The AWU consented to the inclusion of this undertaking in the order. The Employer objected on the basis the undertaking was not sufficiently clear and would be difficult to implement. I decided I would include the undertaking in the order. Although it is not perfect, it will ensure employees are aware they have to respond to emergencies during periods of industrial action. I consider the wording proposed by the Employer could have been used to prevent any type of action, which would defeat the purpose of the order and deny the employees the ability to take protected industrial action.
The Employer requested an extended notice period of seven working days pursuant to s.443(5) of the FW Act, relying on the nature of the Employer’s operations and the potential need to arrange the transfer of patients to Brisbane. The AWU opposed this period but indicated it would consent to the notice period being extended to five working days. The Employer then indicated it was satisfied with this period. Given the agreement between the parties and the Employer’s submissions concerning the critical health services it provides to the public, I was satisfied there are exceptional circumstances warranting an extension of the notice period to five working days in accordance with s.443(5) of the FW Act.
The ballot is to be conducted by the Australian Electoral Commission. For the purposes of s.443(3)(c) of the Act, the Commission has determined that the date by which voting is to close is 31 January 2024.[1] This also establishes the ballot period for the purpose of s.448A(2) of the Act.

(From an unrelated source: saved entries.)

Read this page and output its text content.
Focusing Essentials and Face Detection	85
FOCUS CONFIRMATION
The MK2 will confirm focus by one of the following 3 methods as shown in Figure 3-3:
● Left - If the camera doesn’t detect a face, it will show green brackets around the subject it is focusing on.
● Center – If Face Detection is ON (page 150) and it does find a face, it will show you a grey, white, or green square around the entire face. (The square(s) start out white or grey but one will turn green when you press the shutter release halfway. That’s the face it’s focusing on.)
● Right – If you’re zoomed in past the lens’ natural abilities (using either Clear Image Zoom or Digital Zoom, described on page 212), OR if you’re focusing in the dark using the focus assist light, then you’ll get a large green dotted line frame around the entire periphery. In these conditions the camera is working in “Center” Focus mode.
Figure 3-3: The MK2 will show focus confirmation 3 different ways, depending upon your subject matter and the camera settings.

An order has been separately issued in PR769354.
This matter will be assigned to another Member of the Commission to conduct the s.448A compulsory conciliation conference. That Member will issue an Order requiring the attendance of all bargaining representatives involved in the proposed enterprise agreement at the conference. It is likely that Directions will also be issued to ensure that the parties attend the conference ready to conduct meaningful negotiations.
COMMISSIONER
[1] This is, in effect, 30 working days from the making of the Order, which is the period required by the Australian Electoral Commission to conduct a ballot. The Applicant initially sought the ballot close date as 20 working days, which has been extended to meet the requirements of the AEC as advised in earlier correspondence from the Commission.